Meredith stared at him. ‘Care to enlighten me?’
‘Later. What’ve they found?’
‘Quite a few items of interest, but nothing from the church so far, if that’s what you’re hoping. Mind you, Johnson said it’s like the inside of Doctor Who’s Tardis in there. They and some of the local lads have been at it all night, and he reckons they still haven’t got to the bit that goes up and down and makes the whoosh-whoosh noise in the middle yet. Sometimes, I think we should hold a workshop on what constitutes proper reporting procedure…’
‘Well, tell ’em to get a bloody move on, Charlie. I don’t want those buggers the Chaffords runnin’ off before I can nab ’em.’
Meredith drew in a deep breath. ‘About that, Ernie…’

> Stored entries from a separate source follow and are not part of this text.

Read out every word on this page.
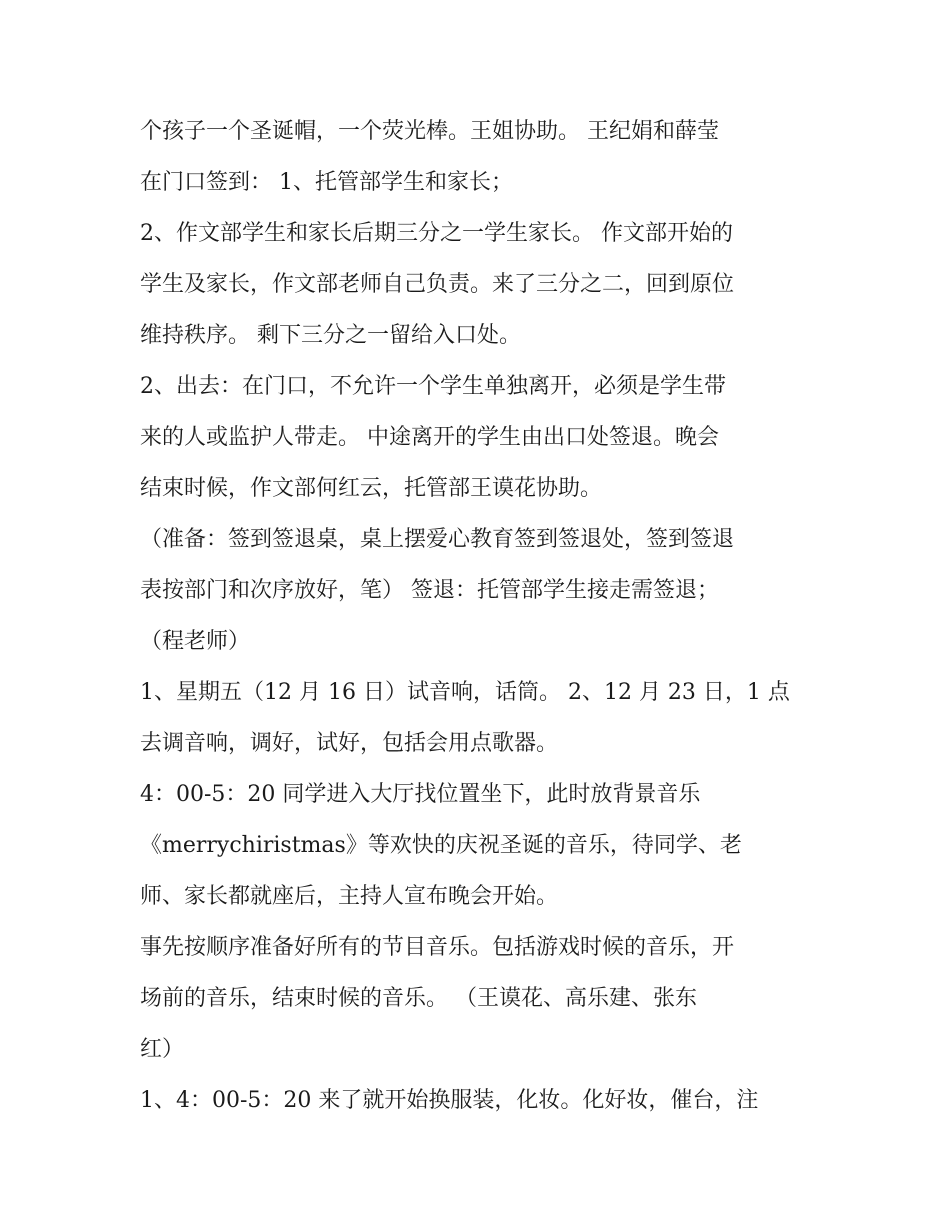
个孩子一个圣诞帽，一个荧光棒。王姐协助。 王纪娟和薛莹
在门口签到： 1、托管部学生和家长；
2、作文部学生和家长后期三分之一学生家长。 作文部开始的
学生及家长，作文部老师自己负责。来了三分之二，回到原位
维持秩序。 剩下三分之一留给入口处。
2、出去：在门口，不允许一个学生单独离开，必须是学生带
来的人或监护人带走。 中途离开的学生由出口处签退。晚会
结束时候，作文部何红云，托管部王谟花协助。
（准备：签到签退桌，桌上摆爱心教育签到签退处，签到签退
表按部门和次序放好，笔） 签退：托管部学生接走需签退；
（程老师）
1、星期五（12 月 16 日）试音响，话筒。 2、12 月 23 日，1 点
去调音响，调好，试好，包括会用点歌器。
4：00-5：20 同学进入大厅找位置坐下，此时放背景音乐
《merrychiristmas》等欢快的庆祝圣诞的音乐，待同学、老
师、家长都就座后，主持人宣布晚会开始。
事先按顺序准备好所有的节目音乐。包括游戏时候的音乐，开
场前的音乐，结束时候的音乐。 （王谟花、高乐建、张东
红）
1、4：00-5：20 来了就开始换服装，化妆。化好妆，催台，注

Ernie threw a suspicious frown in his direction; which, had it been a right hook, would probably have had Meredith out on the canvas watching sparrows flitting around his head. ‘Ye-ah?’
‘I’m going to give that job to Jack Hampshire. I think I’d like to encourage him a little, even if I do have to stamp down on him in certain aspects.’
‘Oh, for —’
Whatever was for, Ernie bit it off, which Meredith was secretly grateful about. There was only so much insubordination a superior officer could ignore, even from somebody as much a part of the station as the cell doors, which had been in situ since Jack the Ripper was stabbing his dolls with a feeding spoon in practice for when he grew up.
‘You’re the boss,’ the sergeant grunted as a (very begrudged, by the sound of it) conclusion.
The door to the section opened, cutting off any necessity for Meredith to make the obvious retort. Jack Hampshire walked in; and Meredith could see straight away that it was, indeed, a very different DI from the one who’d stomped out of the same door a week or so previously. The shoulders were slumped, the eyes were puffy, and the stare, normally so laser-like with contempt, had a glazed aspect as though somebody had sloshed a bottle of Windolene over it and forgotten to wipe the stuff off.
Meredith frowned. ‘All right, Ernie, be nice, okay?’
The sergeant shuffled off his perch. ‘You can be nice to ’im if you want, Charlie. I’m goin’ back to where I belong.’
And leaving a mess of anagrammatically-similar initials behind him, the now-no-longer acting DS gave his DCI a nod, shouldered past the incoming DI, and stomped out of CID.